Elliot forced his own attention to reshaping the dream.

He whisked away the bodies and war-ravaged soil, then replaced them with unblemished grass, a clear summer night, a bright full moon and a swath of glittering stars shimmering above instead of artillery fire flashing. A warm breeze ruffled their hair.

“Elliot,” Warren whispered, choked, disbelieving. “But you’re dead.” He looked down, as if expecting to find the body. His eyes widened with surprise when he didn’t, and his bow-shaped lips pressed together. Trembled.

“I’m all right. As are you.” Elliot stroked his thumb over the soft skin of Warren’s cheek.

Warren’s confused gaze lifted from Elliot’s shiny black shoes and met his own once more. “I don’t understand. I saw you shot. Saw them all shot.”

A sharp pain lodged below Elliot’s ribs. “I expect you did, but I’ve the great pleasure of informing you none of it was real. You’re dreaming, love.”

Warren seemed to process that for a moment, wetting his lips. Memories darted to the forefront of Elliot’s thoughts, an urgent yearning he stuffed down. He was already intruding here; he wouldn’t do that.

“So…I’m dreaming you? You’re not real?” Warren asked, attempting to solve a puzzle Elliot hadn’t yet given him all of the pieces to.

“You’re dreaming, and I am real. If you’ll recall, I informed you I had secrets. This is one.”

“But how are you here?”

Elliot lifted a shoulder and offered a nervous smile.

He finally noticed he was looming over Warren and moved to sit beside him instead.

Warren didn’t match Elliot’s relaxed pose with his legs stretched out before him and crossed at the ankles, instead he huddled with his arms wrapped around his knees, still visibly shaking off the effects of his terror.

“I haven’t the faintest how it happens. How does any of it, really?

The magic? I go to sleep as anyone might.

Then I open my eyes and find myself in a dream not my own.

Quite honestly if it was my own, I’d likely die of shock. ”

“Why?”

“Oh. I've never experienced a dream of my own. I always appear in another’s. Most often, people I—” Elliot cut himself off, face heating.

Why couldn’t he still his tongue? It kept getting him in trouble.

Lord knew seeing Warren around camp in his too-snug uniform hadn’t done Elliot any favors, but he was supposed to have been forgetting about Warren, not nursing a growing tenderness.

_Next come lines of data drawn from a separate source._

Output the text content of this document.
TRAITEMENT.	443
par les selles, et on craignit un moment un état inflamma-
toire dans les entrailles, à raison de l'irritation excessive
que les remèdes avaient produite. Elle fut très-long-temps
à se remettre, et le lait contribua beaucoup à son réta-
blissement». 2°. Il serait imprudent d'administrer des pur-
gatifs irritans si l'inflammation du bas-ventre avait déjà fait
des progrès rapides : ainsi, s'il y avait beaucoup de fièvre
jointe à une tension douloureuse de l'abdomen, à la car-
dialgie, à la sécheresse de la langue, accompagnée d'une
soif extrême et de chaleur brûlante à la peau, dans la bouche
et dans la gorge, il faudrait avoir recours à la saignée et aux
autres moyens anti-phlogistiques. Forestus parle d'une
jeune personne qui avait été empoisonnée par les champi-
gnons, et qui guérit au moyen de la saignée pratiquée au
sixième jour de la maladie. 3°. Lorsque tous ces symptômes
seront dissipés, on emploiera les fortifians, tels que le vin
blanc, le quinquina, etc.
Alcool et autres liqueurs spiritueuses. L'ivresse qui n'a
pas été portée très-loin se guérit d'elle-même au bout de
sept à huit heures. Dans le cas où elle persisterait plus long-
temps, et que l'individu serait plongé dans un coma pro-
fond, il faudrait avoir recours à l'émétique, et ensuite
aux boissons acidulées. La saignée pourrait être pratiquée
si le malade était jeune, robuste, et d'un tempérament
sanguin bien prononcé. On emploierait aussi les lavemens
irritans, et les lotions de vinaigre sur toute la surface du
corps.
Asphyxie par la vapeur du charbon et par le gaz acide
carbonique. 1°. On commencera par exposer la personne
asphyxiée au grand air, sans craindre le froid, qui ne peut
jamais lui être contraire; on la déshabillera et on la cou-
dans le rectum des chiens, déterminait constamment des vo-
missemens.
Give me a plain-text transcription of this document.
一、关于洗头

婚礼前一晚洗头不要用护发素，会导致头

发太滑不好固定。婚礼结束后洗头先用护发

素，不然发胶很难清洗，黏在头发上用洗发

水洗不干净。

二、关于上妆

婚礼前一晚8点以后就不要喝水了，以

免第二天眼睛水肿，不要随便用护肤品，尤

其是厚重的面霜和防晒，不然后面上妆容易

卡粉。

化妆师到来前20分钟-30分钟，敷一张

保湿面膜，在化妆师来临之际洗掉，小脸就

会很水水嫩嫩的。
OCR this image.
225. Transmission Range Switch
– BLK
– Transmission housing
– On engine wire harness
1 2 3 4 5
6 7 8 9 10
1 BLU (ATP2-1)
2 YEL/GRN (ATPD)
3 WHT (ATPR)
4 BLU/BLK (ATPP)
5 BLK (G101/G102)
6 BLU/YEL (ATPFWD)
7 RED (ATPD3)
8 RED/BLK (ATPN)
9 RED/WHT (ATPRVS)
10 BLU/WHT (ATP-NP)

Not getting so attached he invaded the man’s dreams. What happened to willpower?

“People you what?”

“Uh…care for. People I'm close to. Generally speaking.”

“Oh.” Color spotted Warren's cheeks. His rigid hold on his knees loosened. “And now you’re here.”

Elliot’s own face must be scarlet—it burned enough. He cleared his throat to buy time. “Now I'm here, yes.”

Warren studied him, lips pushed out thoughtfully. “When you say c—”

“While we’re on the subject of dreams and entering another person’s,” Elliot hastily cut off that line of questioning, embarrassed quite enough for one night.

“I must apologize. I wouldn’t usually interfere without permission, but you were…

” He shook his head softly. “I couldn’t walk away from you like that. Not when I could offer assistance.”

Warren’s smile was indulgent in a way Elliot wasn’t sure he deserved. “I'm glad you didn’t. What didja mean, walk away? Where would you go?”